Les soldats tombent après la guerre
Une information divulguée par la radio militaire israélienne et reprise par plusieurs médias indique qu’au moins 18 soldats de Tsahal se sont donné la mort entre le 1ᵉʳ janvier et le 20 juillet 2025, dont trois rien que ce mois‑ci (alquds.com). Ce total, deux fois supérieur à celui enregistré sur la même période en 2024, confirme une tendance tragique déjà perceptible l’an dernier : le conflit déclenché en octobre 2023 pèse lourdement sur la santé mentale des forces armées.
Une hausse spectaculaire
En 2024, neuf suicides avaient été comptabilisés sur les sept premiers mois ; en 2023, ils étaient onze sur le premier semestre, alors que la guerre n’avait pas encore commencé.

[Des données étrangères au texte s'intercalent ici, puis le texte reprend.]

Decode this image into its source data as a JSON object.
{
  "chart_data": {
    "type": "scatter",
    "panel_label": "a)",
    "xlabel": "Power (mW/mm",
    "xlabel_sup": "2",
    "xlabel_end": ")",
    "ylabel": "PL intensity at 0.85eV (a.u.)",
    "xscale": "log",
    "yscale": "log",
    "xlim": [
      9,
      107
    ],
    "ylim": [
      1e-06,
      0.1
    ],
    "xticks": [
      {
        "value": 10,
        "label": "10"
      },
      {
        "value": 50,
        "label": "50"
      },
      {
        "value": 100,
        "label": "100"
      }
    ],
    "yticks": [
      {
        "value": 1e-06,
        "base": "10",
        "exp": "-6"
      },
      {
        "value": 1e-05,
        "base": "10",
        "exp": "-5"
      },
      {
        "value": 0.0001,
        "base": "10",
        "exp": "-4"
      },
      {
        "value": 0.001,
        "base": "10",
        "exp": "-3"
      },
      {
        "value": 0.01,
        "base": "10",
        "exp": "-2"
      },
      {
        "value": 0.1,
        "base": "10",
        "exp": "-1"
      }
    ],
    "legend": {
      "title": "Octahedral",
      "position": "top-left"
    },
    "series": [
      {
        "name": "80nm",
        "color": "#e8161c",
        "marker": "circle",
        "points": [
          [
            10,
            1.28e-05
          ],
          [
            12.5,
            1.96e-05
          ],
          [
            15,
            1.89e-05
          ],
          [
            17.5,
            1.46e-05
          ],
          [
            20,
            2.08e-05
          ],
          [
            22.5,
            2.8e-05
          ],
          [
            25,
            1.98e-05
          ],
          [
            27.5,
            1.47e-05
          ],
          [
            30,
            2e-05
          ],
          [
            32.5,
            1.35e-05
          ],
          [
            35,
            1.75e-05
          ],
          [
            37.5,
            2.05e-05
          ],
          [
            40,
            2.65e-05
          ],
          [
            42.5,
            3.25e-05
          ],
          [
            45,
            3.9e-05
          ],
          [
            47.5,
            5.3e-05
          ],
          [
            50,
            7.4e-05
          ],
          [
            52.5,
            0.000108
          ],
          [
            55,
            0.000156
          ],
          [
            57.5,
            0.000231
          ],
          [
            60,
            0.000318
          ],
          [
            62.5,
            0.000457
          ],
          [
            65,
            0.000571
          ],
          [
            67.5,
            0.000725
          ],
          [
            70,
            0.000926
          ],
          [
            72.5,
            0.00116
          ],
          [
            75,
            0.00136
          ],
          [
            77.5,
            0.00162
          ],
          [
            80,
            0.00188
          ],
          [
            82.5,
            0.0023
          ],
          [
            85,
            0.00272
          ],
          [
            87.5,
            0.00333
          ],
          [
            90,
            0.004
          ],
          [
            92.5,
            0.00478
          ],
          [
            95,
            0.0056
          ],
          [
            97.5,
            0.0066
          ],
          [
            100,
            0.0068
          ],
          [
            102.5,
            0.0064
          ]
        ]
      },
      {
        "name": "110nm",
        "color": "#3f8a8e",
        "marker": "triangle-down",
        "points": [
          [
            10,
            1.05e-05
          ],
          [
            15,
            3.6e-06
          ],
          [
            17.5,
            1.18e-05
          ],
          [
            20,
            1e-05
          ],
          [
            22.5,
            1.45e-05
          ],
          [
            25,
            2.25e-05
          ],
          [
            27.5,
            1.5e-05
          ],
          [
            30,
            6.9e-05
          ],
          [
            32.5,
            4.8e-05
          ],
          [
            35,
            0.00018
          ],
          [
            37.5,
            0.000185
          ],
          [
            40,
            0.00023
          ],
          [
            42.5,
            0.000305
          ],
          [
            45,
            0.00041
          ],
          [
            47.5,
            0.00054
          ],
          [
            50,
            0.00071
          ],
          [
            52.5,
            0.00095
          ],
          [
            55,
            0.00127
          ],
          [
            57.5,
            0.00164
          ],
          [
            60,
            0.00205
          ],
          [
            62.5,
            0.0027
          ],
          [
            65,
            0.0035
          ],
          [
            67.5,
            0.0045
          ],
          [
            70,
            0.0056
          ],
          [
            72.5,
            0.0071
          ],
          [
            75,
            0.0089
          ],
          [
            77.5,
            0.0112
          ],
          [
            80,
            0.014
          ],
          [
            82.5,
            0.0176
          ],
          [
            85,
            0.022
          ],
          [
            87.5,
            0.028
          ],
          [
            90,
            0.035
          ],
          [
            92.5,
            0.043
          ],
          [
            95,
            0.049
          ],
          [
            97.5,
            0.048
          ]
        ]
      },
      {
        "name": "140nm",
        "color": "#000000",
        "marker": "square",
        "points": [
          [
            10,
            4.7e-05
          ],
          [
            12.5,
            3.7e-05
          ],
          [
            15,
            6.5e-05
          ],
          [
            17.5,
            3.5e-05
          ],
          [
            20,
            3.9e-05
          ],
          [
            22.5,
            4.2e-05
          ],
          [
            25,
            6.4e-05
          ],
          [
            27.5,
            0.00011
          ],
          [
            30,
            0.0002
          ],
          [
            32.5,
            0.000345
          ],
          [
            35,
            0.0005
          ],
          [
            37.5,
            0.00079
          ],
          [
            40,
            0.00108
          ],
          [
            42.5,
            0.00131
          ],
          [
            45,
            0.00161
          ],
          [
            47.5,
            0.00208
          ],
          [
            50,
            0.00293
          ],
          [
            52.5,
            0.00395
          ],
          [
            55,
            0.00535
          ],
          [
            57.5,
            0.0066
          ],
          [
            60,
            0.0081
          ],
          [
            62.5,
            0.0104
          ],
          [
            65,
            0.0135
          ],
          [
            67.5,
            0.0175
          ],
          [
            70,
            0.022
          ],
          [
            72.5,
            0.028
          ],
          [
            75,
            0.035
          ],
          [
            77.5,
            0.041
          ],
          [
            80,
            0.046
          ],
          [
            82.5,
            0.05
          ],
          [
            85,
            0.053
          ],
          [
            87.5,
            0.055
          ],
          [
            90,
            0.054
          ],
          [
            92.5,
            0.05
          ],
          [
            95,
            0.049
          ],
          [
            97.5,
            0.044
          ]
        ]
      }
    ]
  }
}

Le bond enregistré en 2025 représente donc une augmentation de plus de 100 % par rapport à l’année précédente. L’armée n’a pas confirmé ces chiffres dans l’immédiat : conformément à sa politique, Tsahal publie un bilan global uniquement en début d’année, invoquant la nécessité de vérifications par des professionnels de santé. Mais le silence de l’institution ne fait qu’alimenter l’inquiétude des familles et des associations de soutien.
Les réservistes en première ligne
La plupart des cas concernent des réservistes rappelés à plusieurs reprises depuis octobre 2023 pour des missions de combat prolongées. Ces hommes et ces femmes, souvent engagés dans la vie civile, se retrouvent projetés au front pendant des semaines, puis renvoyés brusquement à la routine quotidienne sans préparation adéquate. Les spécialistes israéliens de la santé mentale soulignent qu’un tel va‑et‑vient favorise l’apparition de stress post‑traumatique : troubles du sommeil, hypervigilance, sentiment d’isolement et idées suicidaires. Un article de Haaretz révélait déjà en mai que certains réservistes souffrant de PTSD avaient néanmoins été rappelés faute d’effectifs, un choix critiqué par des psychiatres militaires (Haaretz).
Des dispositifs encore insuffisants
Officiellement, tout combattant de retour d’opération peut bénéficier de séances avec un psychologue ou un psychiatre ; des lignes d’écoute fonctionnent 24 h/24. Mais sur le terrain, l’accès reste inégal : horaires limités, centres éloignés, crainte du stigmate professionnel. De nombreux réservistes préfèrent taire leurs difficultés afin de ne pas compromettre leur carrière militaire ou civile. La Direction du personnel multiplie pourtant les messages encourageant la consultation préventive, rappelant que « demander de l’aide est un signe de force ».
Appels à plus de transparence
Au Parlement israélien, plusieurs députés ont demandé la création d’une commission d’enquête et la publication de statistiques mensuelles, afin d’identifier rapidement les unités ou fonctions à risque (i24NEWS). Les associations de familles endeuillées réclament également une réforme budgétaire : plus de psychologues, davantage de programmes de réinsertion et un suivi systématique six mois après chaque mission. Sans transparence, estiment‑elles, les solutions resteront partielles.
Le rôle du commandement
Dans les bases, les officiers sont formés à repérer les signaux d’alerte — isolement, propos fatalistes, négligence de l’équipement. Néanmoins, la pression opérationnelle réduit le temps consacré à l’écoute individuelle. Certains commandants de brigade ont instauré des « pauses résilience » de 48 heures après les combats les plus intenses ; d’autres organisent des ateliers de cohésion animés par des psychologues militaires. Ces initiatives locales existent, mais sans doctrine commune, leur efficacité varie d’une unité à l’autre.
Ressources pour ceux qui souffrent
ERAN : ligne d’assistance 1201 (hébreu, russe, arabe, anglais) et chat en ligne, 24h/24.
Ministère de la Défense : numéro *8944 pour soldats, réservistes et vétérans.
Les deux services répondent même durant Shabbat et les fêtes nationales. Ils assurent l’orientation vers un professionnel et, en cas d’urgence, l’envoi d’une équipe de soutien.
Quel avenir ?
Alors que l’armée reste engagée dans la bande de Gaza et qu’un nouvel appel de réservistes se profile, la question de la santé mentale devient un facteur stratégique. Sans soldats aptes et motivés, la supériorité technologique perd de sa pertinence. Le chef d’état‑major a d’ailleurs reconnu, lors d’une récente réunion à huis clos, que « maintenir le moral est désormais aussi crucial que gagner un combat ».
Avec 18 vies déjà perdues cette année, le défi est clair : il faudra combiner transparence statistique, prévention proactive et accompagnement durable pour endiguer ce fléau silencieux. À défaut, les cicatrices psychiques de la guerre risquent de s’élargir bien au‑delà des lignes de front.